Their escape has been compared to that of the 1994 movie “Shawshank Redemption.” In the film, an elaborate escape was planned through the tunnel and prison sewage pipe.

A state report found that convicted cop killer David Sweat had managed to leave his cell a total of 85 times in the months leading up to the escape on June 6, 2015.

Sweat, who survived a three-week-plus manhunt that left Richard Matt shot dead, said he was able to cut a clean hole in a steam pipe that enabled the two inmates to slither to freedom.

The two famously popped their way to freedom though a manhole, a block outside the prison walls on Bouck Street in Dannemora.

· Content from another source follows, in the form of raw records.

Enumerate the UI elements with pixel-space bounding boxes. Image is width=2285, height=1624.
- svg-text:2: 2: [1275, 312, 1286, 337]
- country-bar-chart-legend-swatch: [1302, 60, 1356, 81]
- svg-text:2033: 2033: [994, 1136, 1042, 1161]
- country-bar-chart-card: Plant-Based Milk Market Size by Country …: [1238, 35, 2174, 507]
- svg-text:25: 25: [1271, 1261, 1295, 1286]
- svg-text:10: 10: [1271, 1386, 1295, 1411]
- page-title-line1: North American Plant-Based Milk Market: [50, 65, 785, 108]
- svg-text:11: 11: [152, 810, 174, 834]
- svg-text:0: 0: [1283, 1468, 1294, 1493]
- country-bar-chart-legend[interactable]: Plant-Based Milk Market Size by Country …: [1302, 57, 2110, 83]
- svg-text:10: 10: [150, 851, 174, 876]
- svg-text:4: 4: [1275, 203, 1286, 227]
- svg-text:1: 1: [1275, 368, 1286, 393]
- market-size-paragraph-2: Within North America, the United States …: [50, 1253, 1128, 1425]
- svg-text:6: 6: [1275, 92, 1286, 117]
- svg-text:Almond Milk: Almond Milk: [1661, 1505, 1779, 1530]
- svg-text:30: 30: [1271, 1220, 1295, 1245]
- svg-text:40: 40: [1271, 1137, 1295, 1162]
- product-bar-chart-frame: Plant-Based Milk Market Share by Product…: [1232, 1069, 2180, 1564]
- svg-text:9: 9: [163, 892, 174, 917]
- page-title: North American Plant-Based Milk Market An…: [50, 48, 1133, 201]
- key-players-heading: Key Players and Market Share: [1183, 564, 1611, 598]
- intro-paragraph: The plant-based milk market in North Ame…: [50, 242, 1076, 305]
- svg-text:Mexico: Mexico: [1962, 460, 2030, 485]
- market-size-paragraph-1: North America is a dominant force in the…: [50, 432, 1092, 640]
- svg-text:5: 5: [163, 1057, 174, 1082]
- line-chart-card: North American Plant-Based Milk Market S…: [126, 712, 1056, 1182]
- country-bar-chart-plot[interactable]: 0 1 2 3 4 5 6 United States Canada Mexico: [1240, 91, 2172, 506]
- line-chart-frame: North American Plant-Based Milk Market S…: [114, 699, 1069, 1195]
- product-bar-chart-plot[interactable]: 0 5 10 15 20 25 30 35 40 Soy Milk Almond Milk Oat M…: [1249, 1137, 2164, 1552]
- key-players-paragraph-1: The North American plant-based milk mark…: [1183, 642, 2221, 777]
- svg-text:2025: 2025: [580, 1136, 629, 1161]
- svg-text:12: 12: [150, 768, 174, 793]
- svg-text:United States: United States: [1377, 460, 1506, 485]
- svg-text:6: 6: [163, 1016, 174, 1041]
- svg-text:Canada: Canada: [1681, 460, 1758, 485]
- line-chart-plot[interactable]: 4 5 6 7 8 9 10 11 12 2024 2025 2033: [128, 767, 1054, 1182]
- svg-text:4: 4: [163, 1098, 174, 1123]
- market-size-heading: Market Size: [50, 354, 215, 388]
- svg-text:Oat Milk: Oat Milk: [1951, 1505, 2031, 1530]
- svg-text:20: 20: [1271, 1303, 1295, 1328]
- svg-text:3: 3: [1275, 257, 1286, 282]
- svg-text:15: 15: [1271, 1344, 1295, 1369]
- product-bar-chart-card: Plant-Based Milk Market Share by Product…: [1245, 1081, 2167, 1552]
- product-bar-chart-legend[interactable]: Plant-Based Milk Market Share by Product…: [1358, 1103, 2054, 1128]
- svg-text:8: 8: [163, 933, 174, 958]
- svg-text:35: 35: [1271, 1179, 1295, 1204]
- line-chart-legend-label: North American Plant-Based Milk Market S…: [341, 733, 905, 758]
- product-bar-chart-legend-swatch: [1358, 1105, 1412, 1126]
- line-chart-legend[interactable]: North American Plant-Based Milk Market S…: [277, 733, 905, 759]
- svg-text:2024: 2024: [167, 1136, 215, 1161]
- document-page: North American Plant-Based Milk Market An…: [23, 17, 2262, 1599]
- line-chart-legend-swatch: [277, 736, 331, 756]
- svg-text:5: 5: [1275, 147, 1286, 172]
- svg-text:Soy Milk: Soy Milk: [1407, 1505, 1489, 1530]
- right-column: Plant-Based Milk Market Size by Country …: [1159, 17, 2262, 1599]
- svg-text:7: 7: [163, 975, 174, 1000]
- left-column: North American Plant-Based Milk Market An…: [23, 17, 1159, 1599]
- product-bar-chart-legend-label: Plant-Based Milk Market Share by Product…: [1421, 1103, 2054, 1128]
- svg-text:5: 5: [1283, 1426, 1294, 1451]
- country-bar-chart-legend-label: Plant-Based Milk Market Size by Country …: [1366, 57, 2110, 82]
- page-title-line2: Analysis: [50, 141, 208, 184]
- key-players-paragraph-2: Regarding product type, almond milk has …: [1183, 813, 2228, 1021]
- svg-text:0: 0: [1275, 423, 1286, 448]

Joyce Mitchell said she was supposed to meet them near the manhole with a getaway vehicle but backed out at the last minute, fearing the men would kill her husband, a fellow prison worker.

She had a panic attack at a local Chinese restaurant in Malone and went to the hospital instead.

Richard Matt was shot dead on Day 21 of the search, which brought out more than 1,100 law enforcement officers and cost New York State more than $23 million dollars in police overtime.

Sweat was shot by New York State Police Sergeant Jay Cook two days later in Constable, New York, as he tried to run toward the Canadian border, which was less than two miles away. He survived.

The state report indicated Joyce Mitchell had had a sexual relationship with at least one of the escaped inmates, but she swore to her husband — on her son’s life — that it wasn’t true.

Lyle Mitchell faithfully visited his wife every other weekend for the more than four years she served time in Bedford Hills, and he remains devoted now.